It is not significantly bootstrapped. The transformer secondary is AC-grounded at the 0.25u cap.
DC bias may be adjusted without significant effect on the AC gain.
V1a bias is just the 120 ohm resistor. This gets to its grid through a 160K/0.25uFd filter, to remove signal and to hold the "cold" end of the transformer winding at AC ground. It is not directly affected by voltage across the 1500 ohm resistor. It is indirectly affected because V across 1500 subtracts from V1a plate-cathode voltage, but for any reasonable values it causes no great change in V1a performance.
The AC gain is roughly (17.5K/(120+1500))+1 or just over 11. The 1500 ohm may be adjusted over a wide range.
It can be set to zero to maximize AC gain. This will increase V1a current about 5%, and V2 current about 8%, neither is a problem. AC gain would be near 145. This is still a High-NFB amp with useful input overload. If you want "more", shunt the 120 ohm with a big electrolytic. Assuming 1:10 iron, input overload is 3mV.

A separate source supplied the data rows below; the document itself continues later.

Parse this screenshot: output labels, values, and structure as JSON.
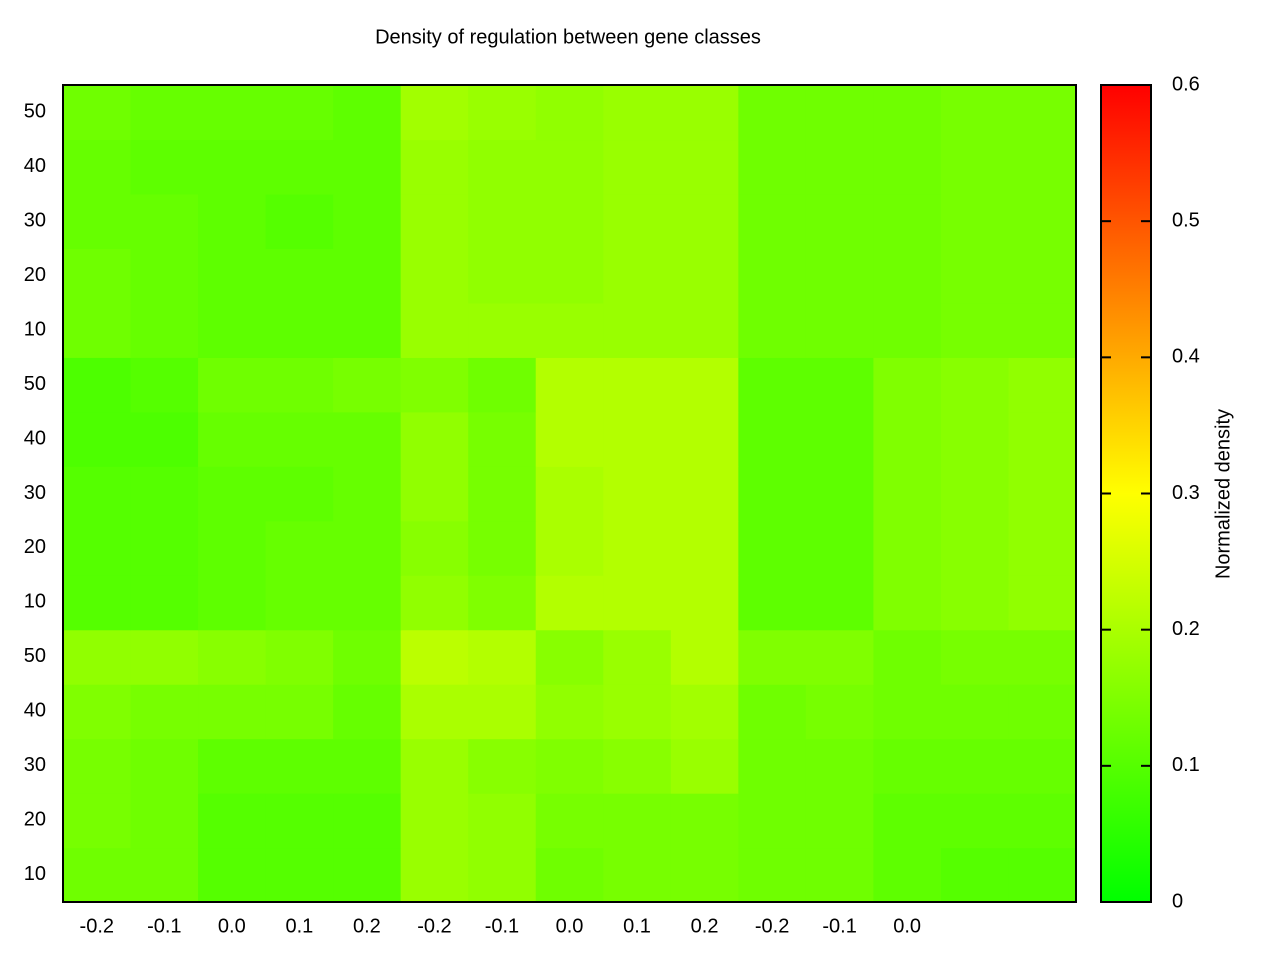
{
  "chart_data": {
    "type": "heatmap",
    "title": "Density of regulation between gene classes",
    "x_categories": [
      "-0.2",
      "-0.1",
      "0.0",
      "0.1",
      "0.2",
      "-0.2",
      "-0.1",
      "0.0",
      "0.1",
      "0.2",
      "-0.2",
      "-0.1",
      "0.0",
      null,
      null
    ],
    "y_categories": [
      "10",
      "20",
      "30",
      "40",
      "50",
      "10",
      "20",
      "30",
      "40",
      "50",
      "10",
      "20",
      "30",
      "40",
      "50"
    ],
    "z": [
      [
        0.13,
        0.13,
        0.1,
        0.1,
        0.1,
        0.18,
        0.17,
        0.13,
        0.14,
        0.14,
        0.13,
        0.13,
        0.11,
        0.1,
        0.1
      ],
      [
        0.14,
        0.13,
        0.1,
        0.1,
        0.1,
        0.18,
        0.17,
        0.14,
        0.14,
        0.14,
        0.13,
        0.13,
        0.11,
        0.11,
        0.11
      ],
      [
        0.14,
        0.13,
        0.11,
        0.11,
        0.11,
        0.18,
        0.16,
        0.15,
        0.16,
        0.18,
        0.13,
        0.13,
        0.12,
        0.12,
        0.12
      ],
      [
        0.15,
        0.14,
        0.14,
        0.14,
        0.12,
        0.2,
        0.2,
        0.17,
        0.18,
        0.19,
        0.13,
        0.14,
        0.13,
        0.13,
        0.13
      ],
      [
        0.17,
        0.17,
        0.16,
        0.15,
        0.13,
        0.22,
        0.21,
        0.16,
        0.18,
        0.21,
        0.15,
        0.15,
        0.13,
        0.14,
        0.14
      ],
      [
        0.1,
        0.1,
        0.11,
        0.12,
        0.12,
        0.17,
        0.15,
        0.21,
        0.21,
        0.21,
        0.11,
        0.11,
        0.15,
        0.16,
        0.17
      ],
      [
        0.1,
        0.1,
        0.11,
        0.12,
        0.12,
        0.16,
        0.14,
        0.2,
        0.21,
        0.21,
        0.11,
        0.11,
        0.15,
        0.16,
        0.17
      ],
      [
        0.1,
        0.1,
        0.11,
        0.11,
        0.12,
        0.17,
        0.14,
        0.2,
        0.21,
        0.21,
        0.11,
        0.11,
        0.15,
        0.16,
        0.17
      ],
      [
        0.09,
        0.09,
        0.12,
        0.12,
        0.12,
        0.17,
        0.14,
        0.21,
        0.21,
        0.21,
        0.11,
        0.11,
        0.15,
        0.16,
        0.17
      ],
      [
        0.09,
        0.1,
        0.13,
        0.13,
        0.14,
        0.15,
        0.13,
        0.21,
        0.21,
        0.21,
        0.11,
        0.11,
        0.15,
        0.16,
        0.17
      ],
      [
        0.13,
        0.12,
        0.11,
        0.11,
        0.11,
        0.18,
        0.18,
        0.18,
        0.18,
        0.18,
        0.13,
        0.13,
        0.13,
        0.14,
        0.14
      ],
      [
        0.13,
        0.12,
        0.11,
        0.11,
        0.11,
        0.18,
        0.17,
        0.17,
        0.18,
        0.18,
        0.13,
        0.13,
        0.13,
        0.14,
        0.14
      ],
      [
        0.12,
        0.12,
        0.11,
        0.1,
        0.11,
        0.18,
        0.17,
        0.17,
        0.18,
        0.18,
        0.13,
        0.13,
        0.13,
        0.14,
        0.14
      ],
      [
        0.12,
        0.11,
        0.11,
        0.11,
        0.11,
        0.18,
        0.17,
        0.17,
        0.18,
        0.18,
        0.13,
        0.13,
        0.13,
        0.14,
        0.14
      ],
      [
        0.13,
        0.12,
        0.12,
        0.12,
        0.11,
        0.19,
        0.18,
        0.17,
        0.18,
        0.18,
        0.13,
        0.13,
        0.13,
        0.14,
        0.14
      ]
    ],
    "colormap": [
      "#00ff00",
      "#ffff00",
      "#ff0000"
    ],
    "zlim": [
      0,
      0.6
    ],
    "zticks": [
      0,
      0.1,
      0.2,
      0.3,
      0.4,
      0.5,
      0.6
    ],
    "zlabel": "Normalized density"
  }
}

The 1500 could be made larger, though for large increase you might want to reduce the 17.5K in addition or instead, to keep V2 current similar. If you changed 17.7K:1500 to 10K:10K, the AC gain would be 2, and V1a current would be down 25%. Trying to get closed-loop gain down to unity would require re-thinking... but at that point it would be whole-lot-simpler to make V1 and V2 both 12AU7 as quad cathode-follower.
The top of the 0.25u sits at about +14V as drawn, at zero with the 1500 shorted, and near +80V with a 10K:10K NFB loop. Compared with voltage breakdown limits on the 0.25u, the transformer, and V1a heater, this is safe.
The dead men knew what they were doing. Often including the idea that gain might have to be changed per customer needs, without re-design effort.